Turkish Interior Minister Suleyman Soylu even equated the condolence message to “a killer being the first to show up at a crime scene,” insinuating U.S. responsibility for the heinous terror attack.

Turkey has blamed the Kurdistan Workers’ Party (PKK) and the Syrian Kurdish People’s Protection Units (YPG) for the attack, a charge that both groups strenuously deny. The YPG, the primary component of the larger Syrian Democratic Forces (SDF) organization, has been the primary U.S. ally against ISIS in Syria since 2014 and lost no fewer than 11,000 male and female fighters in the battles against the group.

Using the Istanbul attack as a pretext, Turkey unleashed a series of devastating airstrikes against SDF-controlled northeast Syria and repeatedly threatened a cross-border ground operation. Aside from directly targeting U.S.-allied fighters and devastating northeast Syria’s civilian infrastructure, the strikes also put some of the estimated 900 U.S. troops still deployed in that region in danger.

“Recent air strikes in Syria directly threatened the safety of U.S. personnel who are working in Syria with local partners to defeat ISIS and maintain custody of more than ten thousand ISIS detainees,” said Pentagon Press Secretary Brig. Gen. Patrick Ryder in a Nov. 23 statement.

Turkey used F-16s for many of these strikes. U.S. Congressman Frank Pallone singled out Turkey’s use of the jets to bomb a hospital near the Syrian Kurdish border city of Kobani to reiterate his opposition to selling Ankara any new ones.

“Erdogan bombed civilian infrastructure, including a hospital. This is yet another reason why I am working to block the sale of F-16 fighter jets to Turkey,” he tweeted. “Erdogan’s pattern of aggression shows that we cannot trust him with U.S. military equipment.”

In addition to “directly” endangering U.S. troops with U.S.-made warplanes, Turkish rhetoric again demonstrated that Ankara remains recalcitrant on the S-400 issue.

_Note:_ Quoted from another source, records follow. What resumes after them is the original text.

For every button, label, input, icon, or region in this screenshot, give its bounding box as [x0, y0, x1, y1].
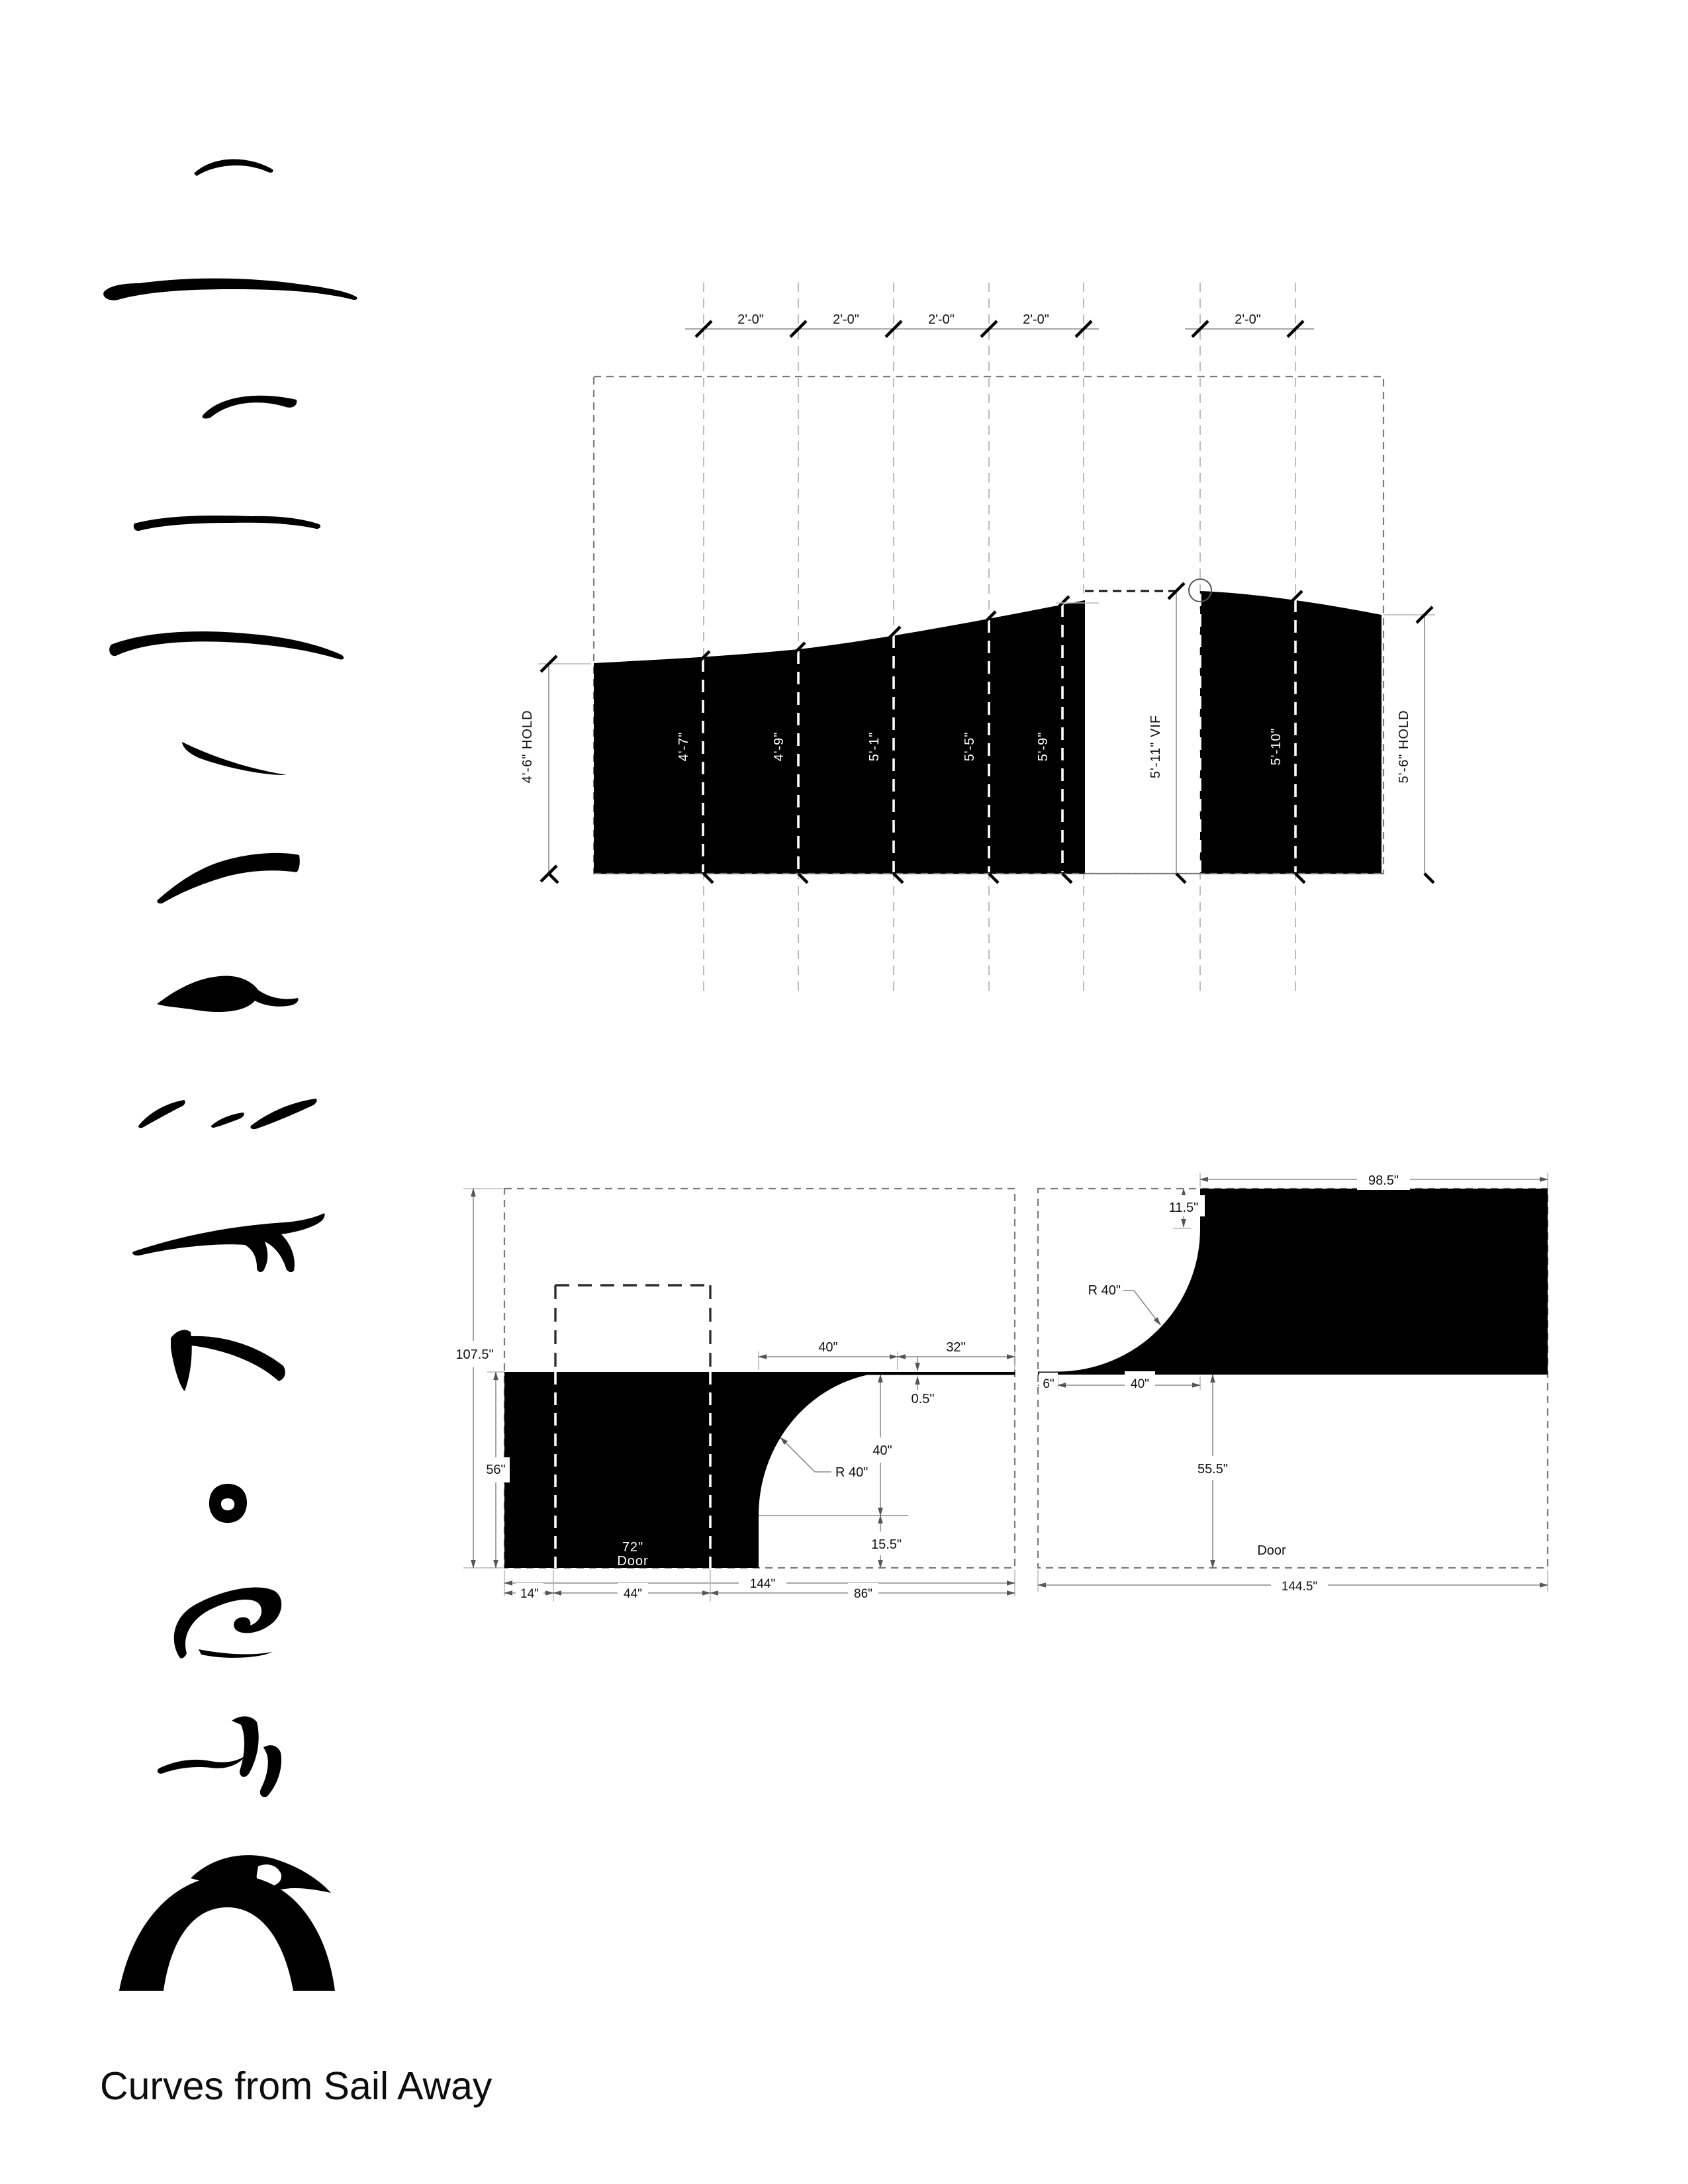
strip-b-label: 40" — [1131, 1377, 1149, 1391]
height-label-right-panel: 5'-10" — [1269, 728, 1284, 766]
baseline-tick — [1176, 874, 1186, 883]
baseline-tick — [798, 874, 808, 883]
radius-label: R 40" — [1088, 1283, 1121, 1298]
counter-body — [1038, 1189, 1548, 1375]
left-hold-dimension: 4'-6" HOLD — [520, 656, 591, 882]
baseline-tick — [704, 874, 713, 883]
brush-stroke-6 — [182, 742, 287, 775]
brush-stroke-3 — [203, 396, 297, 419]
top-width-a-label: 40" — [818, 1340, 837, 1355]
top-width-dimension: 98.5" — [1200, 1167, 1548, 1190]
bay-width-label: 2'-0" — [833, 312, 859, 327]
elevation-baseline — [549, 874, 1434, 883]
baseline-tick — [1425, 874, 1434, 883]
curve-height-dimension: 40" — [867, 1375, 896, 1516]
door-label: Door — [1257, 1543, 1286, 1558]
bay-width-label: 2'-0" — [737, 312, 764, 327]
baseline-tick — [1062, 874, 1072, 883]
segment-c-label: 86" — [854, 1587, 872, 1601]
top-width-dimensions: 40" 32" — [759, 1340, 1015, 1370]
radius-callout: R 40" — [780, 1437, 868, 1480]
bay-dimension-row: 2'-0" 2'-0" 2'-0" 2'-0" 2'-0" — [685, 312, 1314, 337]
leader-line — [1134, 1291, 1160, 1325]
brush-stroke-13 — [171, 1330, 285, 1391]
top-width-b-label: 32" — [946, 1340, 965, 1355]
left-hold-label: 4'-6" HOLD — [520, 710, 535, 784]
vif-dimension: 5'-11" VIF — [1149, 583, 1184, 874]
top-width-label: 98.5" — [1368, 1173, 1399, 1188]
segment-a-label: 14" — [520, 1587, 539, 1601]
elevation-left-panel — [594, 600, 1085, 874]
height-label: 5'-5" — [962, 732, 977, 762]
brush-stroke-5 — [109, 631, 344, 659]
plan-right-drawing: 98.5" 11.5" R 40" 6" 40" — [1038, 1167, 1548, 1596]
right-hold-label: 5'-6" HOLD — [1397, 710, 1411, 784]
brush-stroke-17 — [119, 1875, 335, 1991]
curve-height-label: 40" — [872, 1443, 892, 1458]
door-clearance-dimension: 55.5" — [1192, 1375, 1234, 1568]
leader-line — [780, 1437, 815, 1472]
strip-a-label: 6" — [1043, 1377, 1054, 1391]
bottom-inset-dimension: 15.5" — [759, 1516, 908, 1568]
segment-b-label: 44" — [624, 1587, 642, 1601]
calligraphy-strokes — [103, 159, 357, 1991]
brush-stroke-1 — [194, 159, 273, 176]
baseline-tick — [549, 874, 558, 883]
radius-label: R 40" — [835, 1465, 868, 1480]
corner-drop-label: 11.5" — [1169, 1201, 1199, 1215]
corner-drop-dimension: 11.5" — [1161, 1189, 1205, 1228]
overall-height-label: 107.5" — [455, 1347, 493, 1362]
bay-width-label: 2'-0" — [928, 312, 955, 327]
drawing-sheet: 2'-0" 2'-0" 2'-0" 2'-0" 2'-0" 4'-7" 4'-9… — [0, 0, 1688, 2184]
plan-left-drawing: 72" Door 107.5" 56" 40" 32" — [454, 1189, 1015, 1603]
brush-stroke-11 — [250, 1099, 316, 1129]
brush-stroke-8 — [157, 976, 299, 1013]
bay-width-label: 2'-0" — [1235, 312, 1261, 327]
bay-width-label: 2'-0" — [1023, 312, 1049, 327]
counter-depth-label: 56" — [486, 1463, 505, 1477]
brush-stroke-12 — [132, 1213, 324, 1272]
height-label: 5'-1" — [867, 732, 882, 762]
height-label: 4'-7" — [677, 732, 691, 762]
bottom-inset-label: 15.5" — [871, 1537, 902, 1552]
brush-stroke-9 — [138, 1100, 185, 1128]
brush-stroke-16 — [158, 1716, 281, 1797]
height-label: 4'-9" — [772, 732, 786, 762]
overall-width-dimension: 144" — [504, 1570, 1015, 1596]
door-width-label: 72" — [622, 1540, 643, 1555]
overall-width-label: 144" — [750, 1577, 775, 1591]
baseline-tick — [989, 874, 998, 883]
page-title: Curves from Sail Away — [100, 2064, 492, 2109]
elevation-drawing: 2'-0" 2'-0" 2'-0" 2'-0" 2'-0" 4'-7" 4'-9… — [520, 283, 1435, 993]
edge-thickness-label: 0.5" — [912, 1392, 935, 1406]
brush-stroke-15 — [174, 1587, 281, 1658]
brush-stroke-4 — [134, 516, 320, 531]
brush-stroke-2 — [103, 279, 357, 300]
right-hold-dimension: 5'-6" HOLD — [1383, 607, 1435, 874]
baseline-tick — [1295, 874, 1305, 883]
door-label: Door — [617, 1554, 648, 1569]
brush-stroke-14 — [209, 1484, 247, 1523]
height-label: 5'-9" — [1036, 732, 1051, 762]
overall-width-dimension: 144.5" — [1038, 1570, 1548, 1596]
brush-stroke-10 — [211, 1113, 244, 1128]
vif-label: 5'-11" VIF — [1149, 715, 1163, 778]
baseline-tick — [894, 874, 903, 883]
brush-stroke-7 — [157, 853, 299, 903]
overall-width-label: 144.5" — [1282, 1580, 1317, 1594]
door-clearance-label: 55.5" — [1197, 1462, 1228, 1477]
radius-callout: R 40" — [1088, 1283, 1160, 1325]
elevation-right-panel — [1200, 591, 1382, 874]
edge-thickness-dimension: 0.5" — [912, 1357, 935, 1406]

“We have no problem with the S-400,” Defense Minister Hulusi Akar declared in a Nov. 22 address to the Turkish parliament’s planning and budget committee.

“They ask where [the systems] are. The S-400 is in place and ready for use,” he added. “It has a transfer time. After that, everything will be ready in an hour. If such a threat develops in any way, we will take it and use it after deciding where our country’s air defense will be.”

Akar recalled that Turkey had first sought the U.S. Patriot missile and the European SAMP-T to fulfill its long-range air defense needs but ultimately opted for the S-400. Turkish officials have insinuated that Ankara had to buy the Russian system since its Western and NATO allies left it no other choice. This talking point has been easily disproven time and again. The U.S. also offered to sell PAC-3 Patriots to Turkey in late 2018 if it agreed to ditch the S-400 deal. Ankara refused and fatefully pushed ahead.

On Nov. 23, in response to a question about Akar’s comments, a U.S. State Department spokesperson said the U.S. stance that the Turkish S-400 is incompatible with NATO standard equipment and threatens NATO technology remains the same. The official also urged Turkey to get rid of the systems it received and warned that any new deals with the Russian defense sector would trigger additional sanctions on Ankara under the Countering America’s Adversaries Through Sanctions Act (CAATSA).

If Turkey continues repeating these actions and declarations in the coming weeks and launches the large-scale ground invasion of northeast Syria it has threatened, opposition to the F-16 sale will further solidify, hampering the administration’s effort to win approval. Cancelation of the deal could ultimately leave the Turkish Air Force without the crucial upgrades it needs to keep its enormous F-16 fleet up-to-date for the next decade.